Il resta longtemps ainsi ; après quoi, prenant une feuille de papier, il écrivit fermement trois pages, les ploya et mit dessus l’adresse de Marie ; puis il sortit, apportant avec lui la lettre.


XIX

Enfin, les grands événements étaient près de s’accomplir. Pendant cette lutte secrète de deux cœurs, dans le petit bourg de Grand-Pré, il s’en était préparée une qui devait agiter durant huit ans l’univers entier : pendant que ce jeune Anglais essayait de conquérir l’affection de cette fille de la France, les deux nations s’étaient armées pour le combat suprême.

Comme on n’avait pas compté sur la Commission des frontières pour régler les difficultés entre les deux peuples, on n’avait pas attendu son jugement pour commencer les hostilités.

On sait ce qui eut lieu dans la première partie de l’année 1755. L’amiral Dubois de Lamothe avait laissé Brest dès le mois d’avril pour venir porter des secours à la colonie ; l’amiral Boscowen quitta Plymouth à peu près dans le même temps pour lui fermer l’entrée du St. Laurent ; mais il ne put réussir dans son dessein : deux vaisseaux seulement de la flotte française tombèrent entre ses mains. On se vengea de cette déception sur les navires marchands ; il en fut pris trois cents qui voguaient, confiants dans les lois de la paix qui n’étaient pas encore régulièrement suspendues.

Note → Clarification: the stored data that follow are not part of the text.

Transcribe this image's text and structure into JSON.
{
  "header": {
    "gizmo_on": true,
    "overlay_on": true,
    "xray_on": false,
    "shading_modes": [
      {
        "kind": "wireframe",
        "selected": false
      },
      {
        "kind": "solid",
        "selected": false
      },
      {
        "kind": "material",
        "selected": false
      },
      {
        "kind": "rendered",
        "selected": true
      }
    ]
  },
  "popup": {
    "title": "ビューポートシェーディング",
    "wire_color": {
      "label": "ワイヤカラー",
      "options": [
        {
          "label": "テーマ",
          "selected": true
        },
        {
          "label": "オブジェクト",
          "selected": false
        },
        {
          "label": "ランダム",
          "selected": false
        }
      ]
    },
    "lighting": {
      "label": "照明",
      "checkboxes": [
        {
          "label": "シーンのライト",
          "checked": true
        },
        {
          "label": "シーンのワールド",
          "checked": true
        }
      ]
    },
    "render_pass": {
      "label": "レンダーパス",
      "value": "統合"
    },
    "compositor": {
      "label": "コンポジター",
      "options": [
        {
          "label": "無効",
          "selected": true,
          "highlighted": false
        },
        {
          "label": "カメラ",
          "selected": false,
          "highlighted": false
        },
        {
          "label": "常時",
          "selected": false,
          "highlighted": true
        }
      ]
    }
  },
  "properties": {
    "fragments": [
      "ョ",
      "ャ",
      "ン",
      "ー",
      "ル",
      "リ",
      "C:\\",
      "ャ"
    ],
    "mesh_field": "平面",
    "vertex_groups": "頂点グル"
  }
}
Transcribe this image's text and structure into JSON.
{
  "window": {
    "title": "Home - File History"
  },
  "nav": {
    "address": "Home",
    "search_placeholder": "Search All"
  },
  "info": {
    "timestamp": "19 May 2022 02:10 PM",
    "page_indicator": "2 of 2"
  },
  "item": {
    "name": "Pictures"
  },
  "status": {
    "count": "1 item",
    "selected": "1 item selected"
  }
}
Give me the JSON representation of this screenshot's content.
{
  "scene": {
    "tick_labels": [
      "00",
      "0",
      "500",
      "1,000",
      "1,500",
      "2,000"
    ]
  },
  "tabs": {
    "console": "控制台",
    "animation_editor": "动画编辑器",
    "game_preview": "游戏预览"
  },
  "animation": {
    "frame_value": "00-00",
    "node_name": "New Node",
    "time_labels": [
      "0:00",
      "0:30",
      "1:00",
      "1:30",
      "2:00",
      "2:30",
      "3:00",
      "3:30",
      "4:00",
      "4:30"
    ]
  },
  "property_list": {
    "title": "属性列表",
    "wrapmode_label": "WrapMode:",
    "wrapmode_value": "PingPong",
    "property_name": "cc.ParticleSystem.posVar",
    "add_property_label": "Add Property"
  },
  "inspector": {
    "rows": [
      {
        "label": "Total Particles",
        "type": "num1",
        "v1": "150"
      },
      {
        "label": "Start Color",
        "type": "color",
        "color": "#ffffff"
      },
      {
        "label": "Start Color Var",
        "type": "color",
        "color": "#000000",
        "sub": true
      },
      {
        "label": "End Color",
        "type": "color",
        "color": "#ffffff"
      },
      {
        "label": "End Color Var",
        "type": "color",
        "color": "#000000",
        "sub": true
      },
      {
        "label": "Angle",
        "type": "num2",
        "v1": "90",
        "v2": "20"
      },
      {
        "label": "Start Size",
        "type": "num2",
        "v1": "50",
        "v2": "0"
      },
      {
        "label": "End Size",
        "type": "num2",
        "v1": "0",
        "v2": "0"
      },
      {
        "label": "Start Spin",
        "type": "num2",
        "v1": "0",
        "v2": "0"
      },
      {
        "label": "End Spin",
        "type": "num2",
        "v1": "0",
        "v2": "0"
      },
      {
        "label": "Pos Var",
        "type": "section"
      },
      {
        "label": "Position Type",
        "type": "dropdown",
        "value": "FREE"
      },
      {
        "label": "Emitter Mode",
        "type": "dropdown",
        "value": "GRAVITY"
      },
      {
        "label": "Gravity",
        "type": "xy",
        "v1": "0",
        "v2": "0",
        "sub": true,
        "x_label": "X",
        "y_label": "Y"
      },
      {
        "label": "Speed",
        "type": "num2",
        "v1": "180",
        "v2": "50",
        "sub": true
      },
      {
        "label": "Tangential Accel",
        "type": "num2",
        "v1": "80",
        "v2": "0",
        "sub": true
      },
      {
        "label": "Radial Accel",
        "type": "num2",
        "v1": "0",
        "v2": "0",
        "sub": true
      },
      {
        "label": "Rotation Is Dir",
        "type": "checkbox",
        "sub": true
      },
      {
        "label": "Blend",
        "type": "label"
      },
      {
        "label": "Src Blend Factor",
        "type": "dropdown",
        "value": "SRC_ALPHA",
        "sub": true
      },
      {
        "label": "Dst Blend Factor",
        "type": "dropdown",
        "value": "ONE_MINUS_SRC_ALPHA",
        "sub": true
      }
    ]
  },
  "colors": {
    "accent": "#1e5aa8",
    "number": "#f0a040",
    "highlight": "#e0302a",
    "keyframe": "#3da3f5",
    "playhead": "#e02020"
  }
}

Peu après, le colonel Winslow débarqua en Acadie ; il avait ordre de déloger les Français de toutes les positions qu’ils tenaient sur l’isthme de Beau-Bassin et dans les environs, Sa mission fut couronnée de succès ; tous les forts furent emportés ou détruits.

Au Canada, De Beaujeu défit Braddock près de la Monongahéla, et cet échec des Anglais exaspéra toutes leurs colonies.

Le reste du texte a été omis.